This seems the clearest basic definition of "definition". Two normal reasons to justify this are that, in those conditions C, the meaning of A and the meaning of B are the same, or A is just a conventional abbreviation for B, with the same import. The reason this is then a formally valid inference is that terms with the same meaning have the same denotations, and hence statements P and Q that are all the same except that P has at one or more place a definition for A instead of A must have the same truth-value in the same conditions.

It should also be clear that the phrase "in certain conditions C" covers a lot, and not too clearly. One reason for this fact is that as soon as we have propositional attitudes, one person may know that a certain term A is defined by B and another may not, and so the substituting of defining for defined terms does not unproblematically produce statements of the same truth-values for all persons.

In any case it makes sense to regard definitions as explicit assumptions in arguments until one has proved that the definition can be proved as an equivalence or an identity. 

1. Descriptive vs. stipulative definitions

There are two basic kinds of definitions: descriptive definitions, that attempt to describe in what sense a certain term is used in a certain society, and stipulative definitions, that propose a sense for a certain term, possibly regardless of the sense(s) the term has in any given society.

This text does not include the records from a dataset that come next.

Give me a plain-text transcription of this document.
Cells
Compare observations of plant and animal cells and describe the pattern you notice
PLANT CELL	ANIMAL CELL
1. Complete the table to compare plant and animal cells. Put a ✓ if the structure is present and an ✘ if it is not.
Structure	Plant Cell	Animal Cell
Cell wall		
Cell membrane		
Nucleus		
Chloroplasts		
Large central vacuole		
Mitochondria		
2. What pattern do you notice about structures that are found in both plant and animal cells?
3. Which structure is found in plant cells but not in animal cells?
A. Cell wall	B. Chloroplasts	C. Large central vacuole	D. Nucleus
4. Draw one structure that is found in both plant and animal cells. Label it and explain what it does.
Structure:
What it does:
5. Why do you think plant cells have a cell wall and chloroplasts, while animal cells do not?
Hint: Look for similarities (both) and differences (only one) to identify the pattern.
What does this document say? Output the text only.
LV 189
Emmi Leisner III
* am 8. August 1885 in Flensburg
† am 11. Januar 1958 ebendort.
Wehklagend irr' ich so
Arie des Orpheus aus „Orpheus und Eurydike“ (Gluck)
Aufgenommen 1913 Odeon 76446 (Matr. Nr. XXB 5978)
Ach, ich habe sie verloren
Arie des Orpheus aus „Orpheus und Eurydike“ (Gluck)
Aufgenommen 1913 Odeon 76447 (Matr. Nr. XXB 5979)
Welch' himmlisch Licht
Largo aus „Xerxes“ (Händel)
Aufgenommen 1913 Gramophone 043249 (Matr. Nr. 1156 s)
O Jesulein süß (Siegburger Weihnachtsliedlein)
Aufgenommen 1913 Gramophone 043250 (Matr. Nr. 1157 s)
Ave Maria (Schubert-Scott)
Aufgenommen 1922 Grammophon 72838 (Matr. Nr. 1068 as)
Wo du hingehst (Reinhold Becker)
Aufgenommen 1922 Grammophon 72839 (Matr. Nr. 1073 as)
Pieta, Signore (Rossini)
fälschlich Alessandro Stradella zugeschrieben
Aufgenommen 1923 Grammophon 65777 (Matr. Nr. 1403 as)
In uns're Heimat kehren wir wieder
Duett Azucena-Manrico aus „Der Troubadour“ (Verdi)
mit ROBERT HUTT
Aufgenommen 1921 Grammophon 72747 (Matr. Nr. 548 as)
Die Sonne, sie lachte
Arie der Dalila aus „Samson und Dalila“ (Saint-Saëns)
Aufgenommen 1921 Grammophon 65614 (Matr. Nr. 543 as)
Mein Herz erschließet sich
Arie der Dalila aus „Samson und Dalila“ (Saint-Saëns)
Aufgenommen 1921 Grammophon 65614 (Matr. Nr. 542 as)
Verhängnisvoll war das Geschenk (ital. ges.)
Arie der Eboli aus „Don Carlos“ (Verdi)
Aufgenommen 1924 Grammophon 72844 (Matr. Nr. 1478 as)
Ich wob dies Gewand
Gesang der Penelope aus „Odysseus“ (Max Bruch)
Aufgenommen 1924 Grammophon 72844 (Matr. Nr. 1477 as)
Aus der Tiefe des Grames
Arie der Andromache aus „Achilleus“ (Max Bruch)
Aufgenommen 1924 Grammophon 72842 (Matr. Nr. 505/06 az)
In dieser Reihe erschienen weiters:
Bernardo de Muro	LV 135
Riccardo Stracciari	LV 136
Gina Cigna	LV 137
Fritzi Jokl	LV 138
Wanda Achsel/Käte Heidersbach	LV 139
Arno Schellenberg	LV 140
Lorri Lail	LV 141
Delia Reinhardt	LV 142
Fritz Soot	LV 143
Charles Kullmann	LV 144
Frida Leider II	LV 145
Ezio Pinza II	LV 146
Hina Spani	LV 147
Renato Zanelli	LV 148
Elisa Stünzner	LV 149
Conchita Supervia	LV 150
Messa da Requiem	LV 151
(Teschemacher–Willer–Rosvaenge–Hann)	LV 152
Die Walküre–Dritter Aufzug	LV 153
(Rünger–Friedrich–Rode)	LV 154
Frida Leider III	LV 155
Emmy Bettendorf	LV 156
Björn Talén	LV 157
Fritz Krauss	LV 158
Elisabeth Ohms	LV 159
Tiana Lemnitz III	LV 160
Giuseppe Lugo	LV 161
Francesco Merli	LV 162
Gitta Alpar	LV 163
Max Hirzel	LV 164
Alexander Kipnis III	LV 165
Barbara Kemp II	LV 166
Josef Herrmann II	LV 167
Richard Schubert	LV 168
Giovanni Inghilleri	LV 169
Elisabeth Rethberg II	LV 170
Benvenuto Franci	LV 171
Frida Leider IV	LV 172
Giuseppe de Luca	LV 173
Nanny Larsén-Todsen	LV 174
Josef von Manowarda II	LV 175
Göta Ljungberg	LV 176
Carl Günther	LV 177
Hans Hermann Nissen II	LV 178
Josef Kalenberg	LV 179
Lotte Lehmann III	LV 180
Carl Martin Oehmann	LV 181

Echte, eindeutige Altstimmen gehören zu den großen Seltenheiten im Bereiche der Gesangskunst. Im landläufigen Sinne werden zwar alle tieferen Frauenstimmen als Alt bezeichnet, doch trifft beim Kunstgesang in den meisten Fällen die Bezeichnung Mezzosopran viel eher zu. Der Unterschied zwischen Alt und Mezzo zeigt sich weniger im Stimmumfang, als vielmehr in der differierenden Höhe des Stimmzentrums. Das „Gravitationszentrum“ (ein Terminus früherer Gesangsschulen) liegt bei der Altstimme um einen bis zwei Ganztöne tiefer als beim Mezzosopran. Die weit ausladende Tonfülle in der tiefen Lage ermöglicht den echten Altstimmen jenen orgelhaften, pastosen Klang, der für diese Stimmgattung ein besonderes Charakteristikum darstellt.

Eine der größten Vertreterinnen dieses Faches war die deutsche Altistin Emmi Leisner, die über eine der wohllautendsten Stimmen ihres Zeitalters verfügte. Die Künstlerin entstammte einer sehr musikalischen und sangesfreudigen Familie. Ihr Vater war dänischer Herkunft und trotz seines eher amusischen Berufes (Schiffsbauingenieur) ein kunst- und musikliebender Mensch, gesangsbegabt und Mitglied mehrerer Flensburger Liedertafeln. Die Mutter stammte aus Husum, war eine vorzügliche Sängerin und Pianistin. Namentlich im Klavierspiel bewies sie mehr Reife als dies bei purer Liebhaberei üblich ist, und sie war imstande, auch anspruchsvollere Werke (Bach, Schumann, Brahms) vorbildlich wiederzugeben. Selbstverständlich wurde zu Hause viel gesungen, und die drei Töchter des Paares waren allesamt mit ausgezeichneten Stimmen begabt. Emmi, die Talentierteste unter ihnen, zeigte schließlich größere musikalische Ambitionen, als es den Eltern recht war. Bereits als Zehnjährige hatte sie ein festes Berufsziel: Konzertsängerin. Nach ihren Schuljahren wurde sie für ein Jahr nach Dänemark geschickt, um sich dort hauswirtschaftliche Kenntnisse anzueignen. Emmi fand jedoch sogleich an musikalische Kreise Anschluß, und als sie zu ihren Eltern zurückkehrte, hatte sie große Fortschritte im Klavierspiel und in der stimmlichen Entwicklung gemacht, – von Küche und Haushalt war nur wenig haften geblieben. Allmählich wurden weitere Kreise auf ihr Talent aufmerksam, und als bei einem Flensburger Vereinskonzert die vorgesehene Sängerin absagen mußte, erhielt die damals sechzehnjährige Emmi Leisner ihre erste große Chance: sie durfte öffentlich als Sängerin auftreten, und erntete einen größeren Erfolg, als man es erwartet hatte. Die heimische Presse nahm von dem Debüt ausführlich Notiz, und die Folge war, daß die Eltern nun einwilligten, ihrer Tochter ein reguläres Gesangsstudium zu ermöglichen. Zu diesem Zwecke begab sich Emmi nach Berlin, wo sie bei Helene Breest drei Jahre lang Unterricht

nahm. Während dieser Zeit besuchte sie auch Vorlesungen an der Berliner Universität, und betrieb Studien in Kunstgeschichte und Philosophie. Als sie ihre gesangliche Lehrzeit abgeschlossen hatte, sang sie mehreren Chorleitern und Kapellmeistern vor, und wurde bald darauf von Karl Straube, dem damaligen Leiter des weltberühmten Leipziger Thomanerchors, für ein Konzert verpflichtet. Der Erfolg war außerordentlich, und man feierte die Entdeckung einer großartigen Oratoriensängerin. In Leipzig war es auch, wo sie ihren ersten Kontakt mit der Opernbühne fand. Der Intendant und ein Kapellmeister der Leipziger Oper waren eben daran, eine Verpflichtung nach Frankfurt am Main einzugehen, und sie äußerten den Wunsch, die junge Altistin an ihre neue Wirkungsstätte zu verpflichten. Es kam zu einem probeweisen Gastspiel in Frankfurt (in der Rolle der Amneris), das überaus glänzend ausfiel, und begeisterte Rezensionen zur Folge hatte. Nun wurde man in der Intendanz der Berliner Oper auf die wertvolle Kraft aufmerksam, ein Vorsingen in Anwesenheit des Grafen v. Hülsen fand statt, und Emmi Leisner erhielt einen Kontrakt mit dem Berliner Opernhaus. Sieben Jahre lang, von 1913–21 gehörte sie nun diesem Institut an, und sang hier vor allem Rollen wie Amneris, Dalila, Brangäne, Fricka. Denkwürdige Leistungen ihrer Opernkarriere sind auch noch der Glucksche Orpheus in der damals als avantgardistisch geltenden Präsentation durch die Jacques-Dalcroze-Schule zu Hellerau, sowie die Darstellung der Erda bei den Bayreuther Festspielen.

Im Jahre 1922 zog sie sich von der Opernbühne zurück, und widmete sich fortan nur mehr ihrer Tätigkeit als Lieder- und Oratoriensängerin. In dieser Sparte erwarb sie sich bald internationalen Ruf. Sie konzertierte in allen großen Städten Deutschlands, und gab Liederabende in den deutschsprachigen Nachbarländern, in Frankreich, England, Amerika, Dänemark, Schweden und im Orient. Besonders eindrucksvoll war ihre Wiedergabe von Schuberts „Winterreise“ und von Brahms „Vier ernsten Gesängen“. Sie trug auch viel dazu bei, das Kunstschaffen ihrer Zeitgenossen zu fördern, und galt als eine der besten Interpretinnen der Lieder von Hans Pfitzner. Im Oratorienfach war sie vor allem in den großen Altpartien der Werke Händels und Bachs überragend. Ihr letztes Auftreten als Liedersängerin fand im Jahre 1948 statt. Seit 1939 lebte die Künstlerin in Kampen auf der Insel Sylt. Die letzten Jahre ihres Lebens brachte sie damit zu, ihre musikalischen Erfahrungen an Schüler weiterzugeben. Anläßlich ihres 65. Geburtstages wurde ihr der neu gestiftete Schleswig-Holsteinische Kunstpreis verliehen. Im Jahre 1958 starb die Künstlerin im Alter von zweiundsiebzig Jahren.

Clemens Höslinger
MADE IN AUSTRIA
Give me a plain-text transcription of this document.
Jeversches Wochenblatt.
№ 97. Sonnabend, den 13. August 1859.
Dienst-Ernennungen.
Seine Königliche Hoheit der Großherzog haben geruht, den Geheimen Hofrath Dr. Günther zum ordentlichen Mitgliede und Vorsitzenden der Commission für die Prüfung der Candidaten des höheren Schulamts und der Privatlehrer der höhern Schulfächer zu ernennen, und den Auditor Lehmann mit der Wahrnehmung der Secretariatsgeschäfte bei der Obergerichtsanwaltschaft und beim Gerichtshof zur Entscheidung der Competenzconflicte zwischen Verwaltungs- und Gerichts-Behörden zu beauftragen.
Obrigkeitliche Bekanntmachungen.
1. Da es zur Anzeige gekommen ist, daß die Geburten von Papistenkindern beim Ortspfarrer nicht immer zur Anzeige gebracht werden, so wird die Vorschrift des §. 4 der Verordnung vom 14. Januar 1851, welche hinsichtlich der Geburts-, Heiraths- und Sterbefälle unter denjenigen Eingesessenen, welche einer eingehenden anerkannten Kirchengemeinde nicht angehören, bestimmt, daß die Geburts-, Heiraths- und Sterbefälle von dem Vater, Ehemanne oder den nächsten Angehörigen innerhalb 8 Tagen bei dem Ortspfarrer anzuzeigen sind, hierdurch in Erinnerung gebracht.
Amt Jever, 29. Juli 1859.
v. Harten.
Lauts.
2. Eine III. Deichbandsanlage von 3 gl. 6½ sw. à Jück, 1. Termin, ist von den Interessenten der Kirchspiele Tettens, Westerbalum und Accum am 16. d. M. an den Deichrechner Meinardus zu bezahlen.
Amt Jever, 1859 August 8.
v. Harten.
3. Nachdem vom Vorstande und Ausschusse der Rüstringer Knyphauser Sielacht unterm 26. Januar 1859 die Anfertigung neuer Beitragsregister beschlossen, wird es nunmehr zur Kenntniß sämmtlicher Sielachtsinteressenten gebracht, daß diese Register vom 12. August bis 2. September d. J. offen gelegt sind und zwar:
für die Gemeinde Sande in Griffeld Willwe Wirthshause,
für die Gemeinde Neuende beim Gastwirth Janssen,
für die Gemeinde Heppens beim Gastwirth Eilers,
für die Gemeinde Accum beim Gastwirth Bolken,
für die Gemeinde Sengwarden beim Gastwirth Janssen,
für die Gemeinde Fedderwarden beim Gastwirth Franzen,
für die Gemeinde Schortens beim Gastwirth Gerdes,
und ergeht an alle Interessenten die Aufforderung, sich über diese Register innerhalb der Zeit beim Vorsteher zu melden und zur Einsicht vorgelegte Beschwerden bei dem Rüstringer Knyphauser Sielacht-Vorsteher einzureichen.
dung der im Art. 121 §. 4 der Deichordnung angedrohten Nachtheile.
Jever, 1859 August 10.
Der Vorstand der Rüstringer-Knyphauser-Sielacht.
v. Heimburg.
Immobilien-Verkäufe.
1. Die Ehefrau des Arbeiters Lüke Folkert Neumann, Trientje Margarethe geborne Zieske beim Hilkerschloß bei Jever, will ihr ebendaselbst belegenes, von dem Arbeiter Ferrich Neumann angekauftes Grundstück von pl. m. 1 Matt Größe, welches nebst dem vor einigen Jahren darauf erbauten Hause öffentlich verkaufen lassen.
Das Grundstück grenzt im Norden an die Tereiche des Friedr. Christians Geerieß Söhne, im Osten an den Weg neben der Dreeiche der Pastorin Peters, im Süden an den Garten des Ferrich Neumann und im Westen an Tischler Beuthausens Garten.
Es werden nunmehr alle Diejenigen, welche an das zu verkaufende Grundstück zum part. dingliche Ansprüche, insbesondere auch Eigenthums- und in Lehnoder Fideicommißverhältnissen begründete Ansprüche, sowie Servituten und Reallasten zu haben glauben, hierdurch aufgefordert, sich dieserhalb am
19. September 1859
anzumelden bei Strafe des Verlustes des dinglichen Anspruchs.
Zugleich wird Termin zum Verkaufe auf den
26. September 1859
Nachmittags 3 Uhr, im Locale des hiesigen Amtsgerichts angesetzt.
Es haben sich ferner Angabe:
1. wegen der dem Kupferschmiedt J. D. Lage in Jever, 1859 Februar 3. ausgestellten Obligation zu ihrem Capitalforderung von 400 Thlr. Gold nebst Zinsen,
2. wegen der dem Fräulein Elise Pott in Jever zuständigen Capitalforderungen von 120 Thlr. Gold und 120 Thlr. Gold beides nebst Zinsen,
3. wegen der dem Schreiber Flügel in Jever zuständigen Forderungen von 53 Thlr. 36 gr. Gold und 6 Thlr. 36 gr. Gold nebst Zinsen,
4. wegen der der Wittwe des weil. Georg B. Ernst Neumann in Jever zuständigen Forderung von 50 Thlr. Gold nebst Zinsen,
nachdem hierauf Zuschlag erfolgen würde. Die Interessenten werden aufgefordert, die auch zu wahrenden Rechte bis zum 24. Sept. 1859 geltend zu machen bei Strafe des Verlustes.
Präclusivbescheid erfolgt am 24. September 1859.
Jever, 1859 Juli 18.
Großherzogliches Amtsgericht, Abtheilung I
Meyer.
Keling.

Quite often it is not clear for a given definition to what extent it is descriptive or stipulative, in as much as even most honest rendering of the various usages and meanings of a term in a society will contain some stipulative elements, and in as much even clearly stipulative definitions will normally follow some of the received meanings of a term.

In this Philosophical Dictionary it makes by far the most sense to consider each and every definition a stipulative definition, even if it is quite close to some received usage or definition of the same term.

2. Creative vs. uncreative definitions

The distinction in the previous section is related to the distinction between creative vs. uncreative definitions. Formally speaking, which means here especially: with reference to some presupposed formal system of reasoning, an uncreative definition in such a system corresponds to an equivalence that is instantiated: There is - according to the assumptions of the system - something that is defined in terms of the equivalence, and that is consistent with the rest of the system.

Accordingly, an uncreative definition corresponds to a piece of terminology that circumscribes what the term stands for, but that can be wholly removed or avoided in as much as the defined term can be replaced by its equivalent defining expression.

By contrast, creative definitions embody some assumption, usually to the effect that there is something that corresponds to the defined term. Without a fully formalized system it is often not easy to prove or see whether a definition used in the system is creative or not. And the reason for the term "creative" is that a creative definitions entails statements that are provable in the system, but that are not provable if the definition is removed, which is to say, in other words, that the used equivalence in the definition is not provable in the system.

A proper axiomatic system is generally supposed to be free from creative definitions, since a proper axiomatic system lists all its assumptions explicitly as axioms (and doesn't - consciously or not - smuggle them inside by what seem to be mere terminological conventions).